Avec tout le respect qu'on lui doit, Miron méritait-il ces funérailles nationales, ces comparaisons avec Pablo Néruda, ces "on aurait dû lui donner un Nobel"? (cf. éloges post-mortem dans Le Devoir, décembre 1996). Sans nier la valeur intrinsèque ni l'impact de son unique et éternellement cité recueil de poésie L'Homme rapaillé, Miron mérite-t-il le titre de "plus grand poète au Québec" et de "Libérateur de peuple"? (cf. film Les outils du poète. Certes, peut-être, Miron "n'en demandait pas tant" comme l'écrivait récemment un lecteur du Devoir, mais, pour peu que j'aie écouté le film précité, Miron n'a pas eu recours à sa voix de stentor pour lancer un "Wow les moteurs!" au petit mon'oncle qui l'annonçait comme libérateur de peuple... Euh, en passant, nous ne sommes pas libérés du tout.)

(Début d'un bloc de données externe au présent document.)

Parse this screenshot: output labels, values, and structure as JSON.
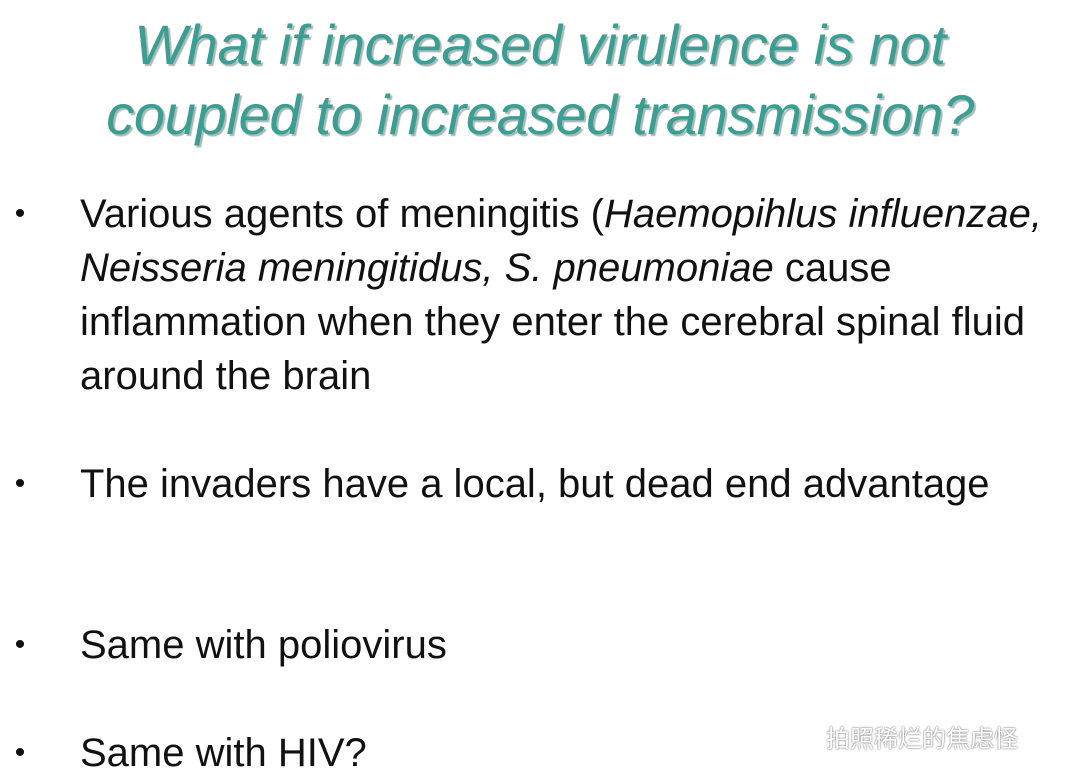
{
  "slide": {
    "title_line1": "What if increased virulence is not",
    "title_line2": "coupled to increased transmission?",
    "bullets": [
      {
        "segments": [
          "Various agents of meningitis (",
          "Haemopihlus influenzae, Neisseria meningitidus, S. pneumoniae",
          " cause inflammation when they enter the cerebral spinal fluid around the brain"
        ]
      },
      {
        "segments": [
          "The invaders have a local, but dead end advantage"
        ]
      },
      {
        "segments": [
          "Same with poliovirus"
        ]
      },
      {
        "segments": [
          "Same with HIV?"
        ]
      }
    ],
    "bullet_glyph": "•"
  },
  "watermark": {
    "icon": "wechat-icon",
    "text": "拍照稀烂的焦虑怪"
  },
  "colors": {
    "title": "#3a9e93",
    "title_shadow": "#a9b8b5",
    "body_text": "#111111",
    "background": "#ffffff"
  }
}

"Plus grand poète québécois"? Et les autres? Que fait-on de tous les autres poètes québécois, qui ont à leur actif une somme de poésie aussi considérable que valable? De leur lancer à la figure, depuis vingt-cinq ans, que Gaston Miron, l'homme d'un seul recueil, est "le plus grand poète québécois" ne devient-il pas une sorte d'insulte déguisée pour eux? Je songe ici à tous ceux dont le cheminement poétique continue dans l'ombre, depuis (au moins) vingt-cinq ans, loin des cocktails et des lancements de livres, hors des académies et des colloques, dans un silence discret qui vaut bien des rires tonitruants... Et qui mourront seuls... Et à qui on daignera peut-être consacrer un entrefilet dans quelque journal obscur... Ceux-là, on ne les lira même pas, car ils n'auront pas disposé de l'attirail publicitaire dont a joui Miron tout au long de sa vie; ceux-là peuvent avoir peur d'être oubliés après leur mort et le seul drapeau en berne qu'ils connaîtront sera celui de Baudelaire, noir, planté sur leur crâne incliné de moribond angoissé.

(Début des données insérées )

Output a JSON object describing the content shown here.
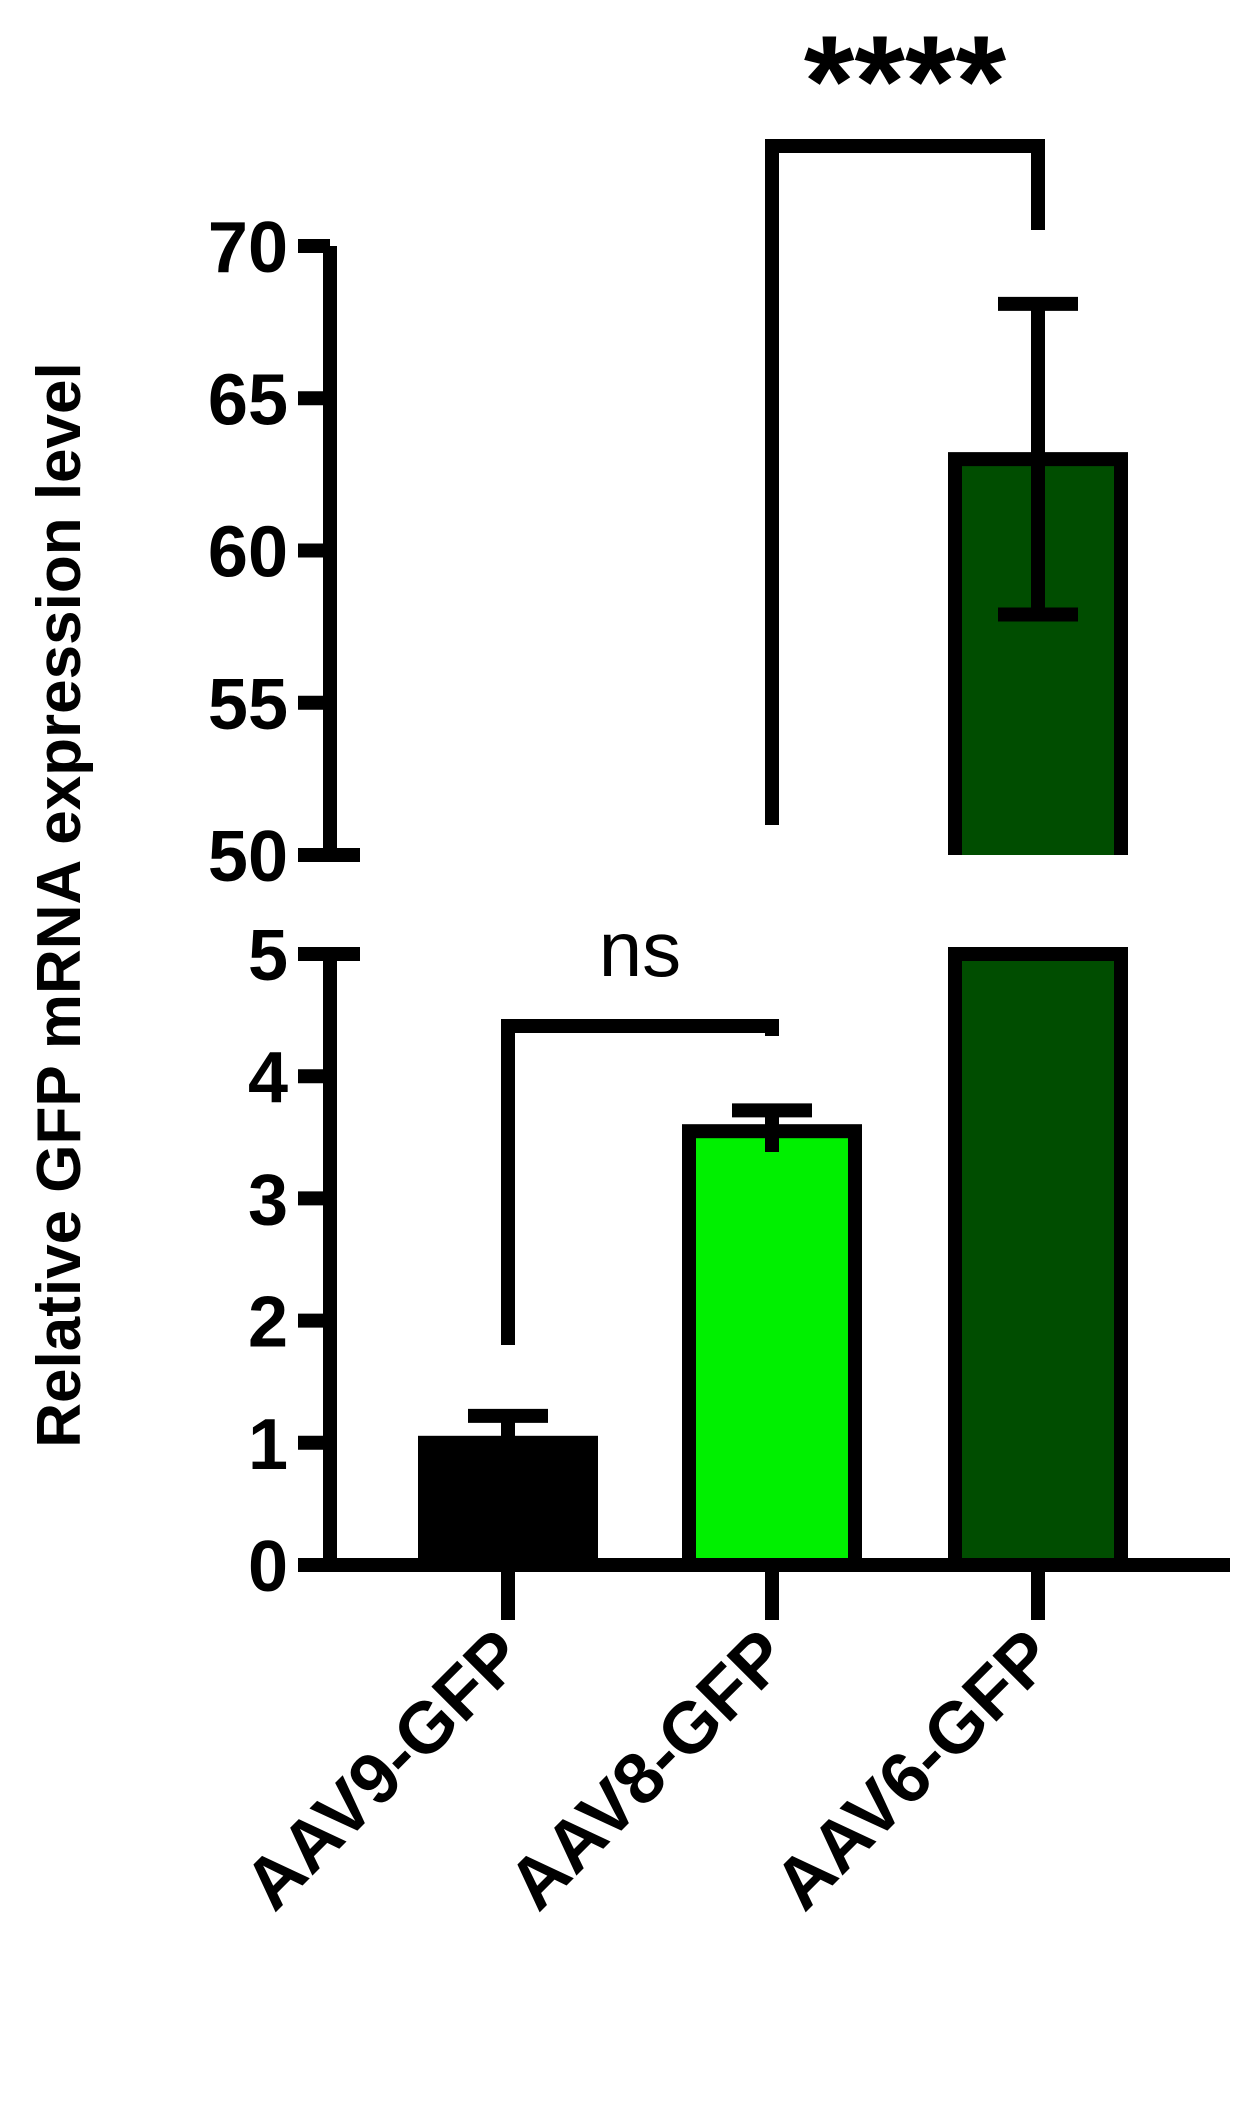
{
  "chart_data": {
    "type": "bar",
    "title": "",
    "xlabel": "",
    "ylabel": "Relative GFP mRNA expression level",
    "categories": [
      "AAV9-GFP",
      "AAV8-GFP",
      "AAV6-GFP"
    ],
    "values": [
      1.0,
      3.55,
      63.0
    ],
    "errors": [
      0.22,
      0.17,
      5.1
    ],
    "bar_colors": [
      "#000000",
      "#00f000",
      "#004d00"
    ],
    "y_axis_break": {
      "lower_segment": {
        "ylim": [
          0,
          5
        ],
        "ticks": [
          "0",
          "1",
          "2",
          "3",
          "4",
          "5"
        ]
      },
      "upper_segment": {
        "ylim": [
          50,
          70
        ],
        "ticks": [
          "50",
          "55",
          "60",
          "65",
          "70"
        ]
      }
    },
    "significance": [
      {
        "from": "AAV9-GFP",
        "to": "AAV8-GFP",
        "label": "ns"
      },
      {
        "from": "AAV8-GFP",
        "to": "AAV6-GFP",
        "label": "****"
      }
    ],
    "grid": false,
    "legend": "none"
  }
}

Vraiment, Gilles Vigneault avait bien raison de spécifier qu'il était un "monument" qui "grouille encore". Ne vous dépêchez pas de mourir, monsieur Vigneault, cela donnerait l'occasion au maire de Montréal (qui qu'il soit à l'heure de votre trépas, il sera mégalo comme les autres, aucun doute là-dessus) de faire construire un Panthéon québécois -qui nous coûtera encore la peau des fesses- pour vous y installer, vous et tous nos héros et nos antihéros instantanés, nos faux-héros et nos antihéros redevenus héros parce que trépassés. Un Panthéon québécois? J'ai bien peur que vous vous y retrouviez, monsieur Vigneault, engagé dans une grande danse carrée diabolique, avec nos libérateurs de peuple non libéré, aux côtés des Jean Chrétien, Brian Mulroney, P.E. Trudeau et Robert Bourrassa, des bon p'tits gars de chez nous qui, eux aussi, tous héroïsmes confondus, auront cru militer passionnément leur vie durant pour le plus grand bien du Québec. Ne souffrez guère de cette promiscuité quand vous serez là, monsieur Vigneault. Nous avons peine à faire la part des choses chez les vivants. Beau dommage qu'au royaume des morts, nul ne se souviendra des distinctions.
P.S. Ceci n'est pas un texte de salissage à l'endroit de Gaston Miron, mais bien un questionnement de fond sur notre aptitude collective à faire la part des choses. À bon entendeur, salut. À mauvais entendeur, tant pis et bonne année quand même.